From: Florent Revest
Date: Mon Oct 17 2022 - 15:10:49 EST


Uhuh, apologies for my perf report formatting! I'll try to figure it
out for next time, meanwhile you can find it better formatted here
https://paste.debian.net/1257405/

On Mon, Oct 17, 2022 at 8:49 PM Steven Rostedt <rostedt@xxxxxxxxxxx> wrote:
>
> On Mon, 17 Oct 2022 19:55:06 +0200
> Florent Revest <revest@xxxxxxxxxxxx> wrote:
>
> > Note that I can't really make sense of the perf report with indirect
> > calls. it always reports it spent 12% of the time in
> > rethook_trampoline_handler but I verified with both a WARN in that
> > function and a breakpoint with a debugger, this function does *not*
> > get called when running this "bench trig-fentry" benchmark. Also it
> > wouldn't make sense for fprobe_handler to call it so I'm quite
> > confused why perf would report this call and such a long time spent
> > there. Anyone know what I could be missing here ?
>
> The trace shows __bpf_prog_exit, which I'm guessing is tracing the end of
> the function. Right?

Actually no, this function is called to end the context of a BPF
program execution. Here it is called at the end of the fentry program
(so still before the traced function).

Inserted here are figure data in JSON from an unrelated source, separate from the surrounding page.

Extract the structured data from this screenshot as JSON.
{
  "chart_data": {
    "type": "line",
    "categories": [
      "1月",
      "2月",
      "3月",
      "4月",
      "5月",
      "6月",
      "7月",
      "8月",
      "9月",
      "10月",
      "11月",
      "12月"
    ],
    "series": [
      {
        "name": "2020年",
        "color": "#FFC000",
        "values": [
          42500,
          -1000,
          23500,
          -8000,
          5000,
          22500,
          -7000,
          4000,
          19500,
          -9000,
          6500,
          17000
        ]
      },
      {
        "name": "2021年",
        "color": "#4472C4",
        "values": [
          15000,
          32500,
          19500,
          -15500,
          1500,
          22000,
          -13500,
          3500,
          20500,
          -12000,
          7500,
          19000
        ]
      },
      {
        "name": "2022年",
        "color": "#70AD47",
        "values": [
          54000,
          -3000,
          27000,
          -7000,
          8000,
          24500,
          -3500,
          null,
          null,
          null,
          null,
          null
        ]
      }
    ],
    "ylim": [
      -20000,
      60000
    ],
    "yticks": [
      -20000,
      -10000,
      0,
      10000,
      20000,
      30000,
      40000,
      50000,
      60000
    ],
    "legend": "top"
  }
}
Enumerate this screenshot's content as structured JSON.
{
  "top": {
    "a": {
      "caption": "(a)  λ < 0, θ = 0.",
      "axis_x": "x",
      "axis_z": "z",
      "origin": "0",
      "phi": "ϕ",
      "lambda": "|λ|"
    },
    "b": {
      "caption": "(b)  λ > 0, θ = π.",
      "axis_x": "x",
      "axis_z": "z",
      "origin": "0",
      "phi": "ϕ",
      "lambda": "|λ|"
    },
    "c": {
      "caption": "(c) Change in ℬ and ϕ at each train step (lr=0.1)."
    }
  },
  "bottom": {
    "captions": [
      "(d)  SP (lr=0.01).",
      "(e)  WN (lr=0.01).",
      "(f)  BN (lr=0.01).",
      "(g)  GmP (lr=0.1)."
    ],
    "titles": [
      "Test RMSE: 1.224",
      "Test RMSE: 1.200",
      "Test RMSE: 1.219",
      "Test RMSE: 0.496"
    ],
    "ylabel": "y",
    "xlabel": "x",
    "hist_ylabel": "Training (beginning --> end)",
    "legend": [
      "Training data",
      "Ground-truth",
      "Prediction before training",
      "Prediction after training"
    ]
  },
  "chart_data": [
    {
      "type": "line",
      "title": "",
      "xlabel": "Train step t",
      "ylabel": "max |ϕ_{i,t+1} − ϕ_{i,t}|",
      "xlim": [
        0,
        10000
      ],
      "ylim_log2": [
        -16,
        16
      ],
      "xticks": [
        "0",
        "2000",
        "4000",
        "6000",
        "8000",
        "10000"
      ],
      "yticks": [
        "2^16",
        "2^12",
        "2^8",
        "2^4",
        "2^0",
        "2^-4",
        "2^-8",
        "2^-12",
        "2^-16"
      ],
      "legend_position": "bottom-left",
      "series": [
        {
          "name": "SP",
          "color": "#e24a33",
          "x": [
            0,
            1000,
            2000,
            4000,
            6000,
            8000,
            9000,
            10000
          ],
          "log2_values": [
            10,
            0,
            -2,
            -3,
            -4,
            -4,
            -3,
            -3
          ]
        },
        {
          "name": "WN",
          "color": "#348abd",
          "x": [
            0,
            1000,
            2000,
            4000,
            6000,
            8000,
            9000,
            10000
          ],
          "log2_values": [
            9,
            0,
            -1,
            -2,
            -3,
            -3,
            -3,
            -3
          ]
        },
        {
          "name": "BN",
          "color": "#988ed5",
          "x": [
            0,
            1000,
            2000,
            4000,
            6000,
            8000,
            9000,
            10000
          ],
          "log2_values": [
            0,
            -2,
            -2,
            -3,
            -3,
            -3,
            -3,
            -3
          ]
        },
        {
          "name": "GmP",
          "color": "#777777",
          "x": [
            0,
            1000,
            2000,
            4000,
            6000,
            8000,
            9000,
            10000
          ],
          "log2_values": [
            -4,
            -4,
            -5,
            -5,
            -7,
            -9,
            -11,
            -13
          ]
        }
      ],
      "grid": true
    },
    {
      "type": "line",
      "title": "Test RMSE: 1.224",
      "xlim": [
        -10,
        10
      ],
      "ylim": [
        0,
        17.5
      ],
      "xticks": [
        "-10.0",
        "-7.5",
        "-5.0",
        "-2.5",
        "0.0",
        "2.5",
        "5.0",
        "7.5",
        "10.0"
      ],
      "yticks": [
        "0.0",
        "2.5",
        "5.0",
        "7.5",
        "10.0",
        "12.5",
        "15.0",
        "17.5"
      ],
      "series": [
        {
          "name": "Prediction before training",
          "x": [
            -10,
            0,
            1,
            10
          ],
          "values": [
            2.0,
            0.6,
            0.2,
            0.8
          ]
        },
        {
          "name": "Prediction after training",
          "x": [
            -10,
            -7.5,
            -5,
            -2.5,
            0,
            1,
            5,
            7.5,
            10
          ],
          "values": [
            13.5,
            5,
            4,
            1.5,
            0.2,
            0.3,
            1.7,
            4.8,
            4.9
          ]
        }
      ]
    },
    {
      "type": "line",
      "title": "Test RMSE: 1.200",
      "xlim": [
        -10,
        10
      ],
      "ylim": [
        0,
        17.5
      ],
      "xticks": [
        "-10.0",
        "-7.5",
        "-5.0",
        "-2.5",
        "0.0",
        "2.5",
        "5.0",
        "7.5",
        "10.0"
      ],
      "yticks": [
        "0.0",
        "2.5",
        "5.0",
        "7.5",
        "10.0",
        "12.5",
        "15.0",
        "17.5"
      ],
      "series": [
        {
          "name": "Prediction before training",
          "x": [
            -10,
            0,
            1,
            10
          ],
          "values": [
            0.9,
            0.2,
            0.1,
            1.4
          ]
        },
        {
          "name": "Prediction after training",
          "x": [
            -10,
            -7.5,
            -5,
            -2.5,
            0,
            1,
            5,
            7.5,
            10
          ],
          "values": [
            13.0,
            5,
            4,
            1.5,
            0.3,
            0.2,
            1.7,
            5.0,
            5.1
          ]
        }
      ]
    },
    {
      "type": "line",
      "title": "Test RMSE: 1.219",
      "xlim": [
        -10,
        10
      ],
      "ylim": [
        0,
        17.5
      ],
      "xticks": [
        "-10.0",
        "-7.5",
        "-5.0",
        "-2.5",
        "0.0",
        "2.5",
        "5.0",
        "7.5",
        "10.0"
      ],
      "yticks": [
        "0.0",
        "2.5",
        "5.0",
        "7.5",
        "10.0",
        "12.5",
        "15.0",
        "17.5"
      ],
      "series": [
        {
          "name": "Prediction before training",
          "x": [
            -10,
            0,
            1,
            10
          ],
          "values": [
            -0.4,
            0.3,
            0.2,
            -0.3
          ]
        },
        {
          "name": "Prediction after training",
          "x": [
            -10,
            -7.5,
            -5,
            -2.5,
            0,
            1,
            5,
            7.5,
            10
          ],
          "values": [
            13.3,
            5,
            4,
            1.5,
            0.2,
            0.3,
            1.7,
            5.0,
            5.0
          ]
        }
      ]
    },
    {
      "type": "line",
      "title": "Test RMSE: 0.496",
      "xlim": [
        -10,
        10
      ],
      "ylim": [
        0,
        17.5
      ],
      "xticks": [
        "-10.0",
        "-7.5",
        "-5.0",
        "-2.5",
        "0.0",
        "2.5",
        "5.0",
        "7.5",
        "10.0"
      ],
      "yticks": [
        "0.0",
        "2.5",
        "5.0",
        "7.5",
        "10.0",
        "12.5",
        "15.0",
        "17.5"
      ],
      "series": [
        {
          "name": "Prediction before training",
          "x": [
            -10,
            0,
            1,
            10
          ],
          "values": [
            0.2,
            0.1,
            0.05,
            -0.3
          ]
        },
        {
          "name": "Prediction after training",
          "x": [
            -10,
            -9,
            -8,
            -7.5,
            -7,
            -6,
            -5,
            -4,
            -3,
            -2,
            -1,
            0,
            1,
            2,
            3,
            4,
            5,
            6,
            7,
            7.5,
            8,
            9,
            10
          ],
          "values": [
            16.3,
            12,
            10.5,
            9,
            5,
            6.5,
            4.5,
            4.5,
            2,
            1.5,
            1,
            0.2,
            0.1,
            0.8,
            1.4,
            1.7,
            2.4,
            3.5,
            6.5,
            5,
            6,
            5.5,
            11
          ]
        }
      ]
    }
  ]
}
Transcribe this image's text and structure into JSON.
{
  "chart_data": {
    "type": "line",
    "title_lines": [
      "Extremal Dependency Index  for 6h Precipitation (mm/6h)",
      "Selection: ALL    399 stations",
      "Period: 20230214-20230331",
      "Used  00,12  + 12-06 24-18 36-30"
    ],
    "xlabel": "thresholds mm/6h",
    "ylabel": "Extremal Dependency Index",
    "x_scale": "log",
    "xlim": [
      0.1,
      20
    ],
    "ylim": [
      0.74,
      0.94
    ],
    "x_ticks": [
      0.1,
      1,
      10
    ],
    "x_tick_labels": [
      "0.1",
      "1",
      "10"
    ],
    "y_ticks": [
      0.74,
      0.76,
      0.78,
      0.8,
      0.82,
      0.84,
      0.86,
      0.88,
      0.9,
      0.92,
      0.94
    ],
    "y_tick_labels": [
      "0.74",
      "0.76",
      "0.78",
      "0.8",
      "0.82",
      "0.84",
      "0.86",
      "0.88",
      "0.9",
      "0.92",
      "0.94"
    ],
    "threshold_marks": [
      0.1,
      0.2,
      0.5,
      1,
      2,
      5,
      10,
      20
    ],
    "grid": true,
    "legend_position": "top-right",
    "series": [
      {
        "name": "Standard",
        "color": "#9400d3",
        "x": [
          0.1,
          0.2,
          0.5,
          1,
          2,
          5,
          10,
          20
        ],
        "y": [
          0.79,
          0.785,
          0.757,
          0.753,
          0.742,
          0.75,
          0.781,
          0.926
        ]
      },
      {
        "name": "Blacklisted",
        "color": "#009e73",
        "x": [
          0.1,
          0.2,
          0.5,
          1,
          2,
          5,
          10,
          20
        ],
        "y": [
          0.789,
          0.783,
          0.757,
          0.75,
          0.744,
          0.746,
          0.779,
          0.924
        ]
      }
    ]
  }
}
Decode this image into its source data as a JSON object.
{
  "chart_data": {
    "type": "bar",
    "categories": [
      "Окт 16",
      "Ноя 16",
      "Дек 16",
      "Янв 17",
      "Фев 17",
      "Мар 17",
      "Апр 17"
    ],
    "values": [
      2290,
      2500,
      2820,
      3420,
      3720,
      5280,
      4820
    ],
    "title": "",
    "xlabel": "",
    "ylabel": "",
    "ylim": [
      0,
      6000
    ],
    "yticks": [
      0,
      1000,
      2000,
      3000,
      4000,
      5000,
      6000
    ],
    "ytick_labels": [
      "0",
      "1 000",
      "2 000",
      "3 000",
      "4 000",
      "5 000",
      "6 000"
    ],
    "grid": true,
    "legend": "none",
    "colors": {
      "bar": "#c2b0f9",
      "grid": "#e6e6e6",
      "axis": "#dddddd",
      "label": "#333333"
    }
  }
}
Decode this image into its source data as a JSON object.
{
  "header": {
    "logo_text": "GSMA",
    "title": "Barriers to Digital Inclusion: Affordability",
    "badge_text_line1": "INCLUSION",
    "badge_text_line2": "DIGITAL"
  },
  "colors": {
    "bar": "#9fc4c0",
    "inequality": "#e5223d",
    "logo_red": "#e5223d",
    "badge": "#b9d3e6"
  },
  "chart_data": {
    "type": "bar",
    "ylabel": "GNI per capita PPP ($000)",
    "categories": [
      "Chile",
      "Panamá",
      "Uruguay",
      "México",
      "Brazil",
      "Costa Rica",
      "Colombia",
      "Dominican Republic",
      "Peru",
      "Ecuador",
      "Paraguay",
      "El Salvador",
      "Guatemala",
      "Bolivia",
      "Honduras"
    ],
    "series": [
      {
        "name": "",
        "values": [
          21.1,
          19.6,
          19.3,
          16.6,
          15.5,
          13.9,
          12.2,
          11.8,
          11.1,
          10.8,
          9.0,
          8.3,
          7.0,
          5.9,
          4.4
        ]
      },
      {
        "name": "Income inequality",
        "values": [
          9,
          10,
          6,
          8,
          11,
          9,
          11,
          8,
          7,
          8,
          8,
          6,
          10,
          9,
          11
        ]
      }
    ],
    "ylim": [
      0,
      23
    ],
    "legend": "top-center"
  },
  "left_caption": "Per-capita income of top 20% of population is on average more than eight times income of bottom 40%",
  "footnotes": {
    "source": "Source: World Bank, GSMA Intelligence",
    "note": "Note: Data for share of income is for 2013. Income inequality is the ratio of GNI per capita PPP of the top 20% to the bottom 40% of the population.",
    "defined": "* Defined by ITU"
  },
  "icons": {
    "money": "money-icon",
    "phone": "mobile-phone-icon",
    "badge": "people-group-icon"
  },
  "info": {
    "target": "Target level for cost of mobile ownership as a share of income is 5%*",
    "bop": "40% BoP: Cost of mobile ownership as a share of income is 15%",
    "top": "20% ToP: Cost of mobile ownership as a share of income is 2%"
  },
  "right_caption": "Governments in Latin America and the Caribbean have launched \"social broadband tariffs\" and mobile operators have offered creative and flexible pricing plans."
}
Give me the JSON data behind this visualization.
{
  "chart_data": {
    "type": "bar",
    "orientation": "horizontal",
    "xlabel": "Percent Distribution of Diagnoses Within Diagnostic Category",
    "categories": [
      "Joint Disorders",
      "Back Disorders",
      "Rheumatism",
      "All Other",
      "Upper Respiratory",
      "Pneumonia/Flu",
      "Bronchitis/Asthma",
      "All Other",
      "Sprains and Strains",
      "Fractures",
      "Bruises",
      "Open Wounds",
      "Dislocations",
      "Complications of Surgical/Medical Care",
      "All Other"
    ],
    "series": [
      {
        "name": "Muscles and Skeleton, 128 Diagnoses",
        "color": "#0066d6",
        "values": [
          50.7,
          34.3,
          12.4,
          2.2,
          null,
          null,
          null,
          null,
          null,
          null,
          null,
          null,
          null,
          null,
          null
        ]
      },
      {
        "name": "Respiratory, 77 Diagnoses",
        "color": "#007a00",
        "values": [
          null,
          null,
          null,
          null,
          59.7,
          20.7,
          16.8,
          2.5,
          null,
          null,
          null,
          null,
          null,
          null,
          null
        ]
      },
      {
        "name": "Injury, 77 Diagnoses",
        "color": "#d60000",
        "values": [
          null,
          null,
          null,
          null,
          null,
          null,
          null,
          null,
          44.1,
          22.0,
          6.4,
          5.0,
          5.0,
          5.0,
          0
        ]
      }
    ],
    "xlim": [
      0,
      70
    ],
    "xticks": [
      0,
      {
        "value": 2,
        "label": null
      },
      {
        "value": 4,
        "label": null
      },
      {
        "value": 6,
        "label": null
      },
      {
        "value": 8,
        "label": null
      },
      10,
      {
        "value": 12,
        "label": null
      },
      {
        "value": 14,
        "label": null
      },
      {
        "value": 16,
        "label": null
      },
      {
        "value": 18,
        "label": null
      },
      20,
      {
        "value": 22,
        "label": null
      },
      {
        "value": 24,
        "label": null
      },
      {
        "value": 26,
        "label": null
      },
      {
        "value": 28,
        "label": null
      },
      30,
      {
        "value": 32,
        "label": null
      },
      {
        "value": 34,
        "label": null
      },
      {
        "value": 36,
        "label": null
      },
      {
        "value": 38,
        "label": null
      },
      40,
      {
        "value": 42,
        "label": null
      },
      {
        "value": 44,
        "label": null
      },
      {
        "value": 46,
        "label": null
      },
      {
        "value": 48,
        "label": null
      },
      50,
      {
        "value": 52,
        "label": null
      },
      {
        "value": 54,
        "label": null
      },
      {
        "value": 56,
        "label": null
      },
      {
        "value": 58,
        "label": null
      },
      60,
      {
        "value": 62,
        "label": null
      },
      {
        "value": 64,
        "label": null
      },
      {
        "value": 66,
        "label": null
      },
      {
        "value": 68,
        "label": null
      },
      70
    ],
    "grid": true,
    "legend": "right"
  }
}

I hope the pastebin helps
clarify this!

> In which case I believe it must call rethook_trampoline_handler:
>
> -> fprobe_handler() /* Which could use some "unlikely()" to move disabled
> paths out of the hot path */
>
> /* And also calls rethook_try_get () which does a cmpxchg! */
>
> -> ret_hook()
> -> arch_rethook_prepare()
> Sets regs->lr = arch_rethook_trampoline
>
> On return of the function, it jumps to arch_rethook_trampoline()
>
> -> arch_rethook_trampoline()
> -> arch_rethook_trampoline_callback()
> -> rethook_trampoline_handler()

This is indeed what happens when an fexit program is also attached.
But when running "bench trig-fentry", only an fentry program is
attached so bpf_fprobe_entry returns a non-zero value and fprobe
doesn't call rethook_hook.

Also, in this situation arch_rethook_trampoline is called by the
traced function's return but in the perf report, iiuc, it shows up as
being called from fprobe_handler and that should never happen. I
wonder if this is some sort of stack unwinding artifact during the
perf record?

> So I do not know how it wouldn't trigger the WARNING or breakpoint if you
> added it there.

By the way, the WARNING does trigger if I also attach an fexit program
(then rethook_hook is called). But I made sure we skip the whole
rethook logic if no fexit program is attached so bench trig-fentry
should not go through rethook_trampoline_handler.